The main difference between 360 and VR videos is that VR videos are stereoscopic (have a depth component to the image). 360 videos or 360 monoscopic videos can be captured or rendered using one spherical camera or a single camera on a rig. They are said to have a “spherical” view of a scene.
To add the aspect of depth in VR videos, they have to be captured/rendered with two cameras-one for each eye. In real life, the distance between your eyes cause a slight change between the two images that each individually see (the view from your left eye is slightly shifted from the view from your eye). This disparity is what causes the perception of depth when you look at the world around you.
The projection technique of capturing both stereoscopic and spherical video content is referred to as Omnidirectional stereo (ODS) and is specifically designed for viewing with a head mounted display. In ODS, footage is normally filmed with a distance of about 6.4cm (the average distance between a person’s eyes) between the left and right camera.
There are varying ways to deal with this issue, the most popular are the following:
ConvergedTwo cameras a set distance apart, at mirror angles facing the same scene. Not ideal because the images will not match each other and will be almost painful to look at.
ParallelTwo cameras a set distance apart, at the same angle looking at the same scene. Not ideal because it will be two images of separate parts of the scene.
Off-AxisTwo cameras a set distance apart with mirrored non-traditional frustums. This technique is commonly used in modern implementations because they views will only have a slight disparity and be easily processed by the viewers eyes and brain without any head or eye aches.

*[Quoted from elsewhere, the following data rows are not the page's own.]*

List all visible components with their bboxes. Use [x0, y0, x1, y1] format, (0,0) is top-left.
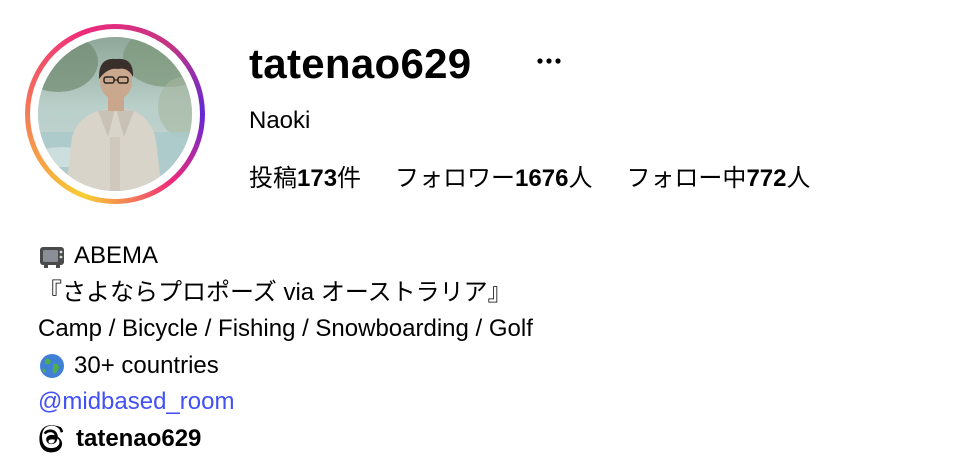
stat-following-label: フォロー中: [626, 165, 747, 192]
bio-line-show: 『さよならプロポーズ via オーストラリア』: [38, 275, 533, 312]
threads-badge[interactable]: tatenao629: [38, 424, 201, 454]
threads-handle: tatenao629: [76, 425, 202, 452]
bio-line-2-text: 『さよならプロポーズ via オーストラリア』: [38, 278, 512, 306]
tv-icon: [38, 242, 66, 270]
stat-posts-unit: 件: [337, 165, 362, 192]
avatar-photo: [38, 37, 192, 191]
bio-line-hobbies: Camp / Bicycle / Fishing / Snowboarding …: [38, 311, 533, 348]
globe-icon: [38, 352, 66, 380]
bio-line-link: @midbased_room: [38, 384, 533, 421]
stat-following[interactable]: フォロー中772人: [626, 162, 810, 196]
bio-mention-link[interactable]: @midbased_room: [38, 384, 234, 421]
stat-posts-value: 173: [297, 165, 338, 192]
avatar-story-ring[interactable]: [25, 24, 205, 204]
profile-stats: 投稿173件 フォロワー1676人 フォロー中772人: [249, 162, 810, 196]
stat-followers-unit: 人: [568, 165, 593, 192]
bio-line-1-text: ABEMA: [74, 242, 159, 269]
bio-line-countries: 30+ countries: [38, 348, 533, 385]
stat-following-value: 772: [746, 165, 787, 192]
threads-icon: [39, 425, 64, 453]
bio-line-4-text: 30+ countries: [74, 351, 219, 379]
profile-bio: ABEMA 『さよならプロポーズ via オーストラリア』 Camp / Bic…: [38, 238, 533, 421]
stat-posts-label: 投稿: [249, 165, 297, 192]
stat-following-unit: 人: [786, 165, 811, 192]
stat-posts: 投稿173件: [249, 162, 361, 196]
avatar[interactable]: [38, 37, 192, 191]
bio-line-abema: ABEMA: [38, 238, 533, 275]
stat-followers-value: 1676: [515, 165, 569, 192]
stat-followers[interactable]: フォロワー1676人: [395, 162, 592, 196]
profile-username[interactable]: tatenao629: [249, 36, 471, 92]
profile-full-name: Naoki: [249, 107, 311, 134]
more-horizontal-icon[interactable]: [534, 46, 564, 76]
bio-line-3-text: Camp / Bicycle / Fishing / Snowboarding …: [38, 315, 533, 342]
profile-header: tatenao629 Naoki 投稿173件 フォロワー1676人 フォロー中…: [0, 0, 956, 460]
stat-followers-label: フォロワー: [395, 165, 516, 192]
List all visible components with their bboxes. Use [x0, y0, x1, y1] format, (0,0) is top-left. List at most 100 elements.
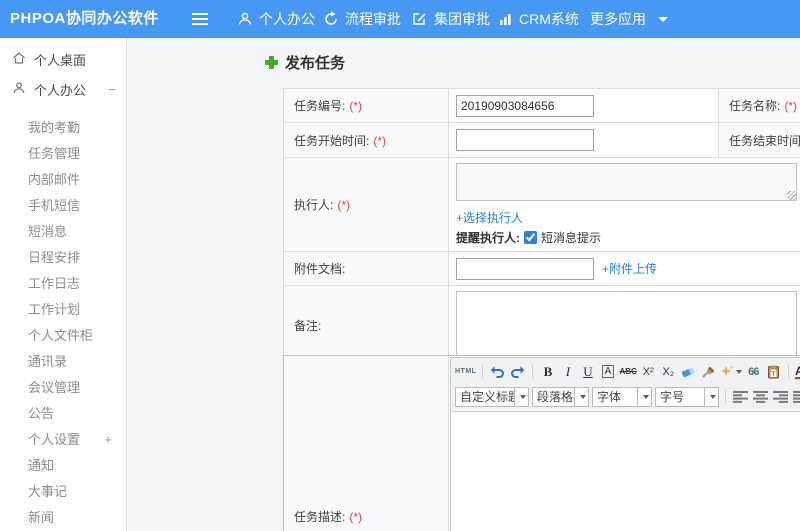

When you first think about it, rendering a stereoscopic and spherical view of scene may seem straight-forward: place two cameras in a 3D scene, real or not, and rotate them. The main issue with that technique for real life video capture is that while rotating the cameras, they’ll get in each other’s ways and block part of the scene in the final image/video. In rendered scenes the camera is often invisible, so the issue is slightly different, if the two cameras are stationary, they’ll stay the same distance away from each other, but there are points that one camera will be behind the other and they will almost always be different distances from the part of the scene they are trying to view.
For real life video footage, there is no solution to this problem currently. Although for rendering 3D virtual content, there are a few ways to get around this. The first option is to create your own solution by either working in code and extending a raycaster or by using some way to stitch perspective images together. Or you could use one of the newly available plugins for your modeling/rendering software, like DomeMaster3D (available for Max3D, Maya and SoftImage). Throughout our tutorials, we’ll use DomeMaster3D due to how accessible and easy it is to use.